Supercomputer-Powered Research Uncovers Signs of ‘Bradykinin Storm’ That May Explain COVID-19 Symptoms

By Oliver Peckham

July 28, 2020

Doctors and medical researchers have struggled to pinpoint – let alone explain – the deluge of symptoms induced by COVID-19 infections in patients, and what was once seen as a purely respiratory virus is beginning to be seen as a far more wide-ranging ailment. Now, new research from a team at Oak Ridge National Laboratory (ORNL) is using supercomputing power to illuminate how SARS-CoV-2 instigates various symptoms in hitherto unexplained ways.

The team, led by Dan Jacobson (chief scientist for computational systems biology at ORNL), compared the genes of cells from the lung fluids of nine COVID-19-infected patients to similar cells from 40 control patients. They were hunting for co-expression – that is, correlation between certain genes being active or inactive. To comb through the genetic data, they turned to two of ORNL’s HPC systems: Summit and Rhea. 

Summit’s 4,608 nodes, each powered by two IBM Power9 CPUs and six Nvidia Volta GPUs, deliver 148 Linpack petaflops, placing it second on the most recent Top500 list of the world’s most powerful supercomputers. Rhea, meanwhile, is a 521-node cluster equipped with Intel Xeon E5 CPUs and Nvidia K80 GPUs that is well-suited for post-processing of data from more powerful systems.

Using this computing firepower, the researchers completed 2.5 billion correlation calculations over the course of a week. Then, they had what Jacobson describes as a “eureka moment.” In COVID-19-infected cells, the researchers found increased expression of enzymes that produce bradykinin (a compound that makes blood vessels dilated and permeable), decreased expression of enzymes that break down bradykinin and decreased expression of an enzyme that helps stall a catastrophic cascade: a bradykinin storm. 
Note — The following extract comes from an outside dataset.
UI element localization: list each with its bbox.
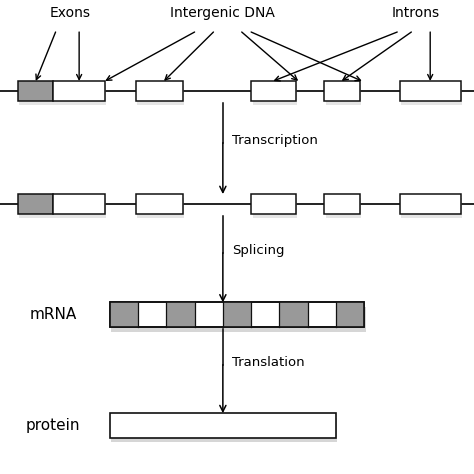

A normal blood vessel (top) compared with a blood vessel affected by excess bradykinin (bottom). Image courtesy of Jason Smith/ORNL.

Based on their results, the team believes that a bradykinin storm may explain COVID-19’s wide range of symptoms – such as muscle pain, fatigue, headaches and brain fog – better than the feared cytokine storm, a similar (and much better-known) effect where the body releases too many of the cytokine proteins that help regulate the human immune system. 

“We believe that when you take the inhibition at the top of this pathway off, you end up with an out-of-control cascade that leads to an opening up of the blood vessels, causing them to leak,” Jacobson said in an interview with ORNL’s Rachel Harken. “If that happens in the lung, that’s not good. Immune cells that are normally contained in the blood vessels flood into the surrounding infected tissue, causing inflammation.”

The team is hopeful that if their results are validated by experimental analysis, at least ten different known drugs may prove promising to assist patients suffering from a bradykinin storm. “If we can block this pathogenesis in severe patients, we can keep the human response from going overboard and give their immune system time to fight off the virus so they can recover,” Jacobson said.

The researchers also found that the lung fluids of COVID-19 patients had higher expression of genes that increase the production and decrease the breakdown of hyaluronic acid — a substance that can make patients feel like they’re trying to “breathe through Jell-O.” The team is hopeful that drug compounds known to treat this acid buildup will now also be explored.